Рику, братишка, ты никогда мне не верил, а теперь умираешь. И эта смерть мучительна, но необходима.
Помнишь, в детстве, на дальней стороне папиного поля рос тополь, вокруг которого были насыпаны странные камни? Я говорил тебе, что лежал там по ночам, а комья земли рассказывали мне о давних временах, о сражениях и смертях, о тайных тропинках между деревьями, которые ведут к полянам, где танцуют духи и колдуны?
Ты смеялся надо мной.
Помнишь о тупике в Турине, которого нет на карте города, но куда можно попасть, если знаешь, на каких перекрестках и в какую сторону надо свернуть? Пару месяцев назад я рассказывал тебе о чудесах и ужасах, живущих в этом лабиринте.
Ты насмехался надо мной, называл безумцем, пьяницей, наркоманом!
Ты ненавидел меня, никогда мне не верил, никогда не поддерживал.
Мне кажется, ты завидуешь выбору, который я сделал, завидуешь мне. И боишься нового Энрико…
По утрам тебя ужасают рассказы о моих снах, о подвалах и бездонных колодцах, о гигантских гниющих телах, плавающих в темном Космосе, о животных, которые не хотят умирать, об озерах – таких глубоких, что их невозможно исследовать, о глазах без тела, о сборщиках налогов, танцующих на городских антеннах, словно мерзкие летучие мыши.
Ты шарахаешься от меня, когда я прошу тебя замолчать, чтобы разобрать шепот труб и стоков этого разваливающегося дома.
Ты кричишь от ярости и страха, если мы смотрим друг на друга и не узнаем.
– Ненормальный, ненормальный, ненормальный! – слышу я от тебя. Но ненормальный – ты сам, ведь именно ты перестал мечтать.
Братишка, я оставляю тебя по ту сторону зеркала. Оставляю плакать, кричать и страдать, живя в ожидании зарплаты, во власти легкомыслия, невечной любви и никчемных воспоминаний.
Больше я не могу тебе помочь. А может, и не хочу.
Сегодня я уволился с работы.
К черту ее «фиат», пустую болтовню с коллегами, будильник, женщин и рутину, высасывающую из меня надежду и энергию.
Слушать, читать знаки, писать… Особенно писать. Все остальное неважно.
Что-то будет…
Ты уже мертв, а я живу и буду жить в других местах, в других средах. Мы никогда больше не увидимся.
ТвойЭнрико(Новый)
Последняя коробка
Как ты это делаешь? Черт подери, как ты ухитряешься забраться в такую маленькую коробку, не сломав спину?
Я слышал этот вопрос много раз.
Понимаете, все дело в ежедневных тренировках, с самого детства, а также в своеобразной предрасположенности. У некоторых людей, вроде меня, связки особенно длинные и эластичные.

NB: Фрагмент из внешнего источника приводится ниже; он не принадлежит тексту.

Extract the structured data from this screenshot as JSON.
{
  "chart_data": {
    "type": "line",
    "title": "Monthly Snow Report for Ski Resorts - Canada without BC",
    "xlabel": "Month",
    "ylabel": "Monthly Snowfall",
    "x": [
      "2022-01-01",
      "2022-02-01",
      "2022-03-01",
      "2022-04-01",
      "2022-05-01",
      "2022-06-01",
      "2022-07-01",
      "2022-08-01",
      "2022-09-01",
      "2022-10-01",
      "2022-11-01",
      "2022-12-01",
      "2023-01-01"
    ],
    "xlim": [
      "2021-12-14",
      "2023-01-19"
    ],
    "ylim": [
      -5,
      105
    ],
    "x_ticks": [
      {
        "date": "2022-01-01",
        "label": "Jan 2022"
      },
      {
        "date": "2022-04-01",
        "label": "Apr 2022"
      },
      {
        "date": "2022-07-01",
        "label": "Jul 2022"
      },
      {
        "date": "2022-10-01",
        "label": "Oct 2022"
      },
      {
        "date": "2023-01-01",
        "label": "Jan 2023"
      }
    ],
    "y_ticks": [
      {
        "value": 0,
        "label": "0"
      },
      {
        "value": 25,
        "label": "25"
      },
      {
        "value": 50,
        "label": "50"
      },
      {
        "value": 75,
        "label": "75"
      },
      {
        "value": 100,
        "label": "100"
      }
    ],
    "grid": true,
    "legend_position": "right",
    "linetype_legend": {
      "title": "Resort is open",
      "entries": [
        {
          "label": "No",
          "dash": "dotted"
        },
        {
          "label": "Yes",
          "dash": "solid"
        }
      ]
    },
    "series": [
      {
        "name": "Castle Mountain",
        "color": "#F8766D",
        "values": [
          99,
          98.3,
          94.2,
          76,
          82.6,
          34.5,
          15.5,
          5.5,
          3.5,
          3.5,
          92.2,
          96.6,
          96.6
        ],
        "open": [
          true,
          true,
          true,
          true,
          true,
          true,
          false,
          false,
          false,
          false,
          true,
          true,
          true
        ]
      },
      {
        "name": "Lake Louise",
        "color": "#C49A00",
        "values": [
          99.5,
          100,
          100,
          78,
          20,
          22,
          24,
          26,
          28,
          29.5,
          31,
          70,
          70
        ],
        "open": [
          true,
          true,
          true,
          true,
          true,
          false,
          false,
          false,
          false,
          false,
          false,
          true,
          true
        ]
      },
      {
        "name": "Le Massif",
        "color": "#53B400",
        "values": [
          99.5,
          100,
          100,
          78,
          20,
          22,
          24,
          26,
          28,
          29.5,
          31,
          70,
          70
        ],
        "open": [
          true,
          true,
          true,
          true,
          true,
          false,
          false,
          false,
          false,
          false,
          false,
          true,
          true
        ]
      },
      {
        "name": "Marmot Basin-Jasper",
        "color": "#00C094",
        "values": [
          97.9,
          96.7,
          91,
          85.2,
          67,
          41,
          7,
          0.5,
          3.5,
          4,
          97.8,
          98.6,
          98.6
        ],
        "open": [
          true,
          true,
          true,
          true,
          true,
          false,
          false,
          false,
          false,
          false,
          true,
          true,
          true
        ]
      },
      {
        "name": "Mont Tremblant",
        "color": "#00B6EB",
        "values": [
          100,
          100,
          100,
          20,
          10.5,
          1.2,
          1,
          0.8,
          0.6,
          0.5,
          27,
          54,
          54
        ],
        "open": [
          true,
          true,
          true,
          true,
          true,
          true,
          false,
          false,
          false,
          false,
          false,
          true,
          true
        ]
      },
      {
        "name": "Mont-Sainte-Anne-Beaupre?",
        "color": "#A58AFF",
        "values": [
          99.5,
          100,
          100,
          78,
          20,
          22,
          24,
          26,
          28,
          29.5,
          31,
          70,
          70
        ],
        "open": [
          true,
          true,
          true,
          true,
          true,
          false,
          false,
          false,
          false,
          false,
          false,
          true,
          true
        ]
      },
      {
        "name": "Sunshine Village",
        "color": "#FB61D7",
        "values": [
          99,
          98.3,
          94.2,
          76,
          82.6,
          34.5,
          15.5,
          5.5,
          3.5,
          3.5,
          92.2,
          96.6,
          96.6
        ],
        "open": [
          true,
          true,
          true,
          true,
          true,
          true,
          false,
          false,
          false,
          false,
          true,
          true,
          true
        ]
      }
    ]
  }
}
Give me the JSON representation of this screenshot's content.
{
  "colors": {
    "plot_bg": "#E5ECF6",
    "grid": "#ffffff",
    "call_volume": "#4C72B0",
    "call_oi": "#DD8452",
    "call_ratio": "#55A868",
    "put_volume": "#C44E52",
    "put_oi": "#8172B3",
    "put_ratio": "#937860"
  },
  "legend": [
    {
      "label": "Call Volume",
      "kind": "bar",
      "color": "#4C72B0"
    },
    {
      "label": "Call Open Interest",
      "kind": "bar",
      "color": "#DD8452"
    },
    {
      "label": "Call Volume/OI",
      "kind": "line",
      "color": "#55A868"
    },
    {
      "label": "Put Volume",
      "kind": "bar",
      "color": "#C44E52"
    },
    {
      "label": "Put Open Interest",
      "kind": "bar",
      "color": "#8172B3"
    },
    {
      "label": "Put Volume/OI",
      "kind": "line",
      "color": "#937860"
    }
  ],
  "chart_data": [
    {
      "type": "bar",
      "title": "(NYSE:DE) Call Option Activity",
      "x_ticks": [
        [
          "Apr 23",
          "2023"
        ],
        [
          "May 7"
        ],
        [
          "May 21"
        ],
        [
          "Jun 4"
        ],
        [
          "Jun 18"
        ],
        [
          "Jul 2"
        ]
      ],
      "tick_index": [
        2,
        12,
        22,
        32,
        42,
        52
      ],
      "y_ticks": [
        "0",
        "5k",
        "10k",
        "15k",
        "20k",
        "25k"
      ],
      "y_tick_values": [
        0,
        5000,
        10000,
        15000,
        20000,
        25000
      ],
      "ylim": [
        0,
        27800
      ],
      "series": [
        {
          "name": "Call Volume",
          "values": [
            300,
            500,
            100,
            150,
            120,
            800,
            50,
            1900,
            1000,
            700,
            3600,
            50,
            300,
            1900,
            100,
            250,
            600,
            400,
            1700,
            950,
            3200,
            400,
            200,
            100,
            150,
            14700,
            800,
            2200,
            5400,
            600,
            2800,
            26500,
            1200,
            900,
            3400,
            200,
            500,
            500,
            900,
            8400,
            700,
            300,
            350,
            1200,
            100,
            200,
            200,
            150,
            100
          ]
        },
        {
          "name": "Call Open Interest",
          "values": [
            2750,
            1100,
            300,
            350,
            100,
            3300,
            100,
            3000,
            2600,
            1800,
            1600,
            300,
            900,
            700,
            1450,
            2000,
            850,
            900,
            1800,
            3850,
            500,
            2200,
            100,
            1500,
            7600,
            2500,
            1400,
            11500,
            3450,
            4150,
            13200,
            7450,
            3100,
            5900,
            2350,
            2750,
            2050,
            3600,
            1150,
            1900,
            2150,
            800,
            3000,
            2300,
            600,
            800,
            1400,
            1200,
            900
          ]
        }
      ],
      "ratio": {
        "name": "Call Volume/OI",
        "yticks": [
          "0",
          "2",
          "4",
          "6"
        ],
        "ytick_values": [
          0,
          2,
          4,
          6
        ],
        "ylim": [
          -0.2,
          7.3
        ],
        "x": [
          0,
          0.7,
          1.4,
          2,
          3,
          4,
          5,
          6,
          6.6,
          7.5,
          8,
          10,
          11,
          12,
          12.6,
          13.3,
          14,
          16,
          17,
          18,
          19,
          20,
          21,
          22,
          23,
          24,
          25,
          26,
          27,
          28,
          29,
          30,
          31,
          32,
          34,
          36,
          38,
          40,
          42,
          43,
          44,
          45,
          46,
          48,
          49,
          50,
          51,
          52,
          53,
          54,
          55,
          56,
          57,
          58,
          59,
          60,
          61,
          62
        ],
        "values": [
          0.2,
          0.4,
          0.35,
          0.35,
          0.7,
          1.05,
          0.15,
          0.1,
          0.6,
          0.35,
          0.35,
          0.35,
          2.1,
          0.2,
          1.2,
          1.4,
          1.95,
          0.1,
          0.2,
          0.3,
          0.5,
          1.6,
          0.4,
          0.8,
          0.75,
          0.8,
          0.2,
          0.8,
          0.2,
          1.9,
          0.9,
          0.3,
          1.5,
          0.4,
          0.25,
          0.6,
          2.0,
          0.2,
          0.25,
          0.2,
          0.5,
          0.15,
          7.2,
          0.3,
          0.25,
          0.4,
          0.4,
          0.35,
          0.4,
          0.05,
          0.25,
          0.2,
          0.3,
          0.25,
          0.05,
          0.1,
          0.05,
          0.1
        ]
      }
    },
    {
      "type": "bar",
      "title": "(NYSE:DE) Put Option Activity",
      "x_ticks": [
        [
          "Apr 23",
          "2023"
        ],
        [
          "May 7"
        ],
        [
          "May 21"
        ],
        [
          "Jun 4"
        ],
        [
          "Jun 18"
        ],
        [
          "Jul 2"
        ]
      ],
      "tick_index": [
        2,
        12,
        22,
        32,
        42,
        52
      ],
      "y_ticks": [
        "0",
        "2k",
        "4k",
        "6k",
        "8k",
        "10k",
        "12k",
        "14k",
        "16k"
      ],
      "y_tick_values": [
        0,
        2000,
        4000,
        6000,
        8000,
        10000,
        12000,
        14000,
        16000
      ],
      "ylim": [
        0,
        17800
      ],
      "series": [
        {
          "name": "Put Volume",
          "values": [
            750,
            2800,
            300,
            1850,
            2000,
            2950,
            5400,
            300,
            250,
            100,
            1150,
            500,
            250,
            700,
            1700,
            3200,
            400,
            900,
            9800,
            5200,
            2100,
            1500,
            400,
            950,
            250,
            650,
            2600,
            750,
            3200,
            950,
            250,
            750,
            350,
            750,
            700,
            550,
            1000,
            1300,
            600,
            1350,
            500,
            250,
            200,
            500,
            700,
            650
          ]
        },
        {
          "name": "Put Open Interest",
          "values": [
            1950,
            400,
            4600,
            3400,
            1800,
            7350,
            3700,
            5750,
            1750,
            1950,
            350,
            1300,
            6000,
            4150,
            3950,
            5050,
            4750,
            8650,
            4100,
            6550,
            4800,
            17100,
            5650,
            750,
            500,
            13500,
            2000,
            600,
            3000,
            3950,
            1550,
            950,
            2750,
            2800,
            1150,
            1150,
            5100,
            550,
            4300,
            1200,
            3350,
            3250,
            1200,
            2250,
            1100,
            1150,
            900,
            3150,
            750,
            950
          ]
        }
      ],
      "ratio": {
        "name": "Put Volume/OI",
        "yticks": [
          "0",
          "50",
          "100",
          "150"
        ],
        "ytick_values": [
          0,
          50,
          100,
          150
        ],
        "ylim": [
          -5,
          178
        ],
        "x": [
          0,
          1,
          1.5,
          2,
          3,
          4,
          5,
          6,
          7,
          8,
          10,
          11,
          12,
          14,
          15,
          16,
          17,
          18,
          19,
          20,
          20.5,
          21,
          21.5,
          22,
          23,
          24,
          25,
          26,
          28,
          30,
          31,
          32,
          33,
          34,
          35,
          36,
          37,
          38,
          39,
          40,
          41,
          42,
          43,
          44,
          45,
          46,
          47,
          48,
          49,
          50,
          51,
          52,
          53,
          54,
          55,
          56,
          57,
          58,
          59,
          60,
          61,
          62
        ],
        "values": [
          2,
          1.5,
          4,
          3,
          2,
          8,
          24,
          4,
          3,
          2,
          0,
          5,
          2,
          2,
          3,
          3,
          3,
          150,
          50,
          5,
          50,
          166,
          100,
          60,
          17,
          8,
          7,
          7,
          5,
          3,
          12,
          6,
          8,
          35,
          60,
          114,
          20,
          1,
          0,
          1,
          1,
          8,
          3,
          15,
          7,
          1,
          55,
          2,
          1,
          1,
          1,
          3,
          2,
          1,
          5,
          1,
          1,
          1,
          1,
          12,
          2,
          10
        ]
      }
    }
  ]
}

Скажу так: растяжка – естественное состояние моего тела. Я постоянно работаю над ним, стараясь сложиться как можно компактнее, стать меньше и, в конце концов, совсем исчезнуть.
Фокусы с телом.
Каждое утро я начинаю с растяжки. Потом репетирую номера для шоу, до самого вечера; перерыв делаю только на обед – ем мало, так, поклюю что-нибудь – и все.
Номера трудные: при их исполнении мои органы меняют положение в грудной клетке, а позвоночник изгибается, как тростник. Я засовываю голову сначала под одно, потом под другое колено, держа равновесие на руках, а потом складываюсь, как умирающий паук. Когда тело достаточно расслаблено, мышцы разогреты и суставы в порядке, я, наконец, могу забраться в коробку.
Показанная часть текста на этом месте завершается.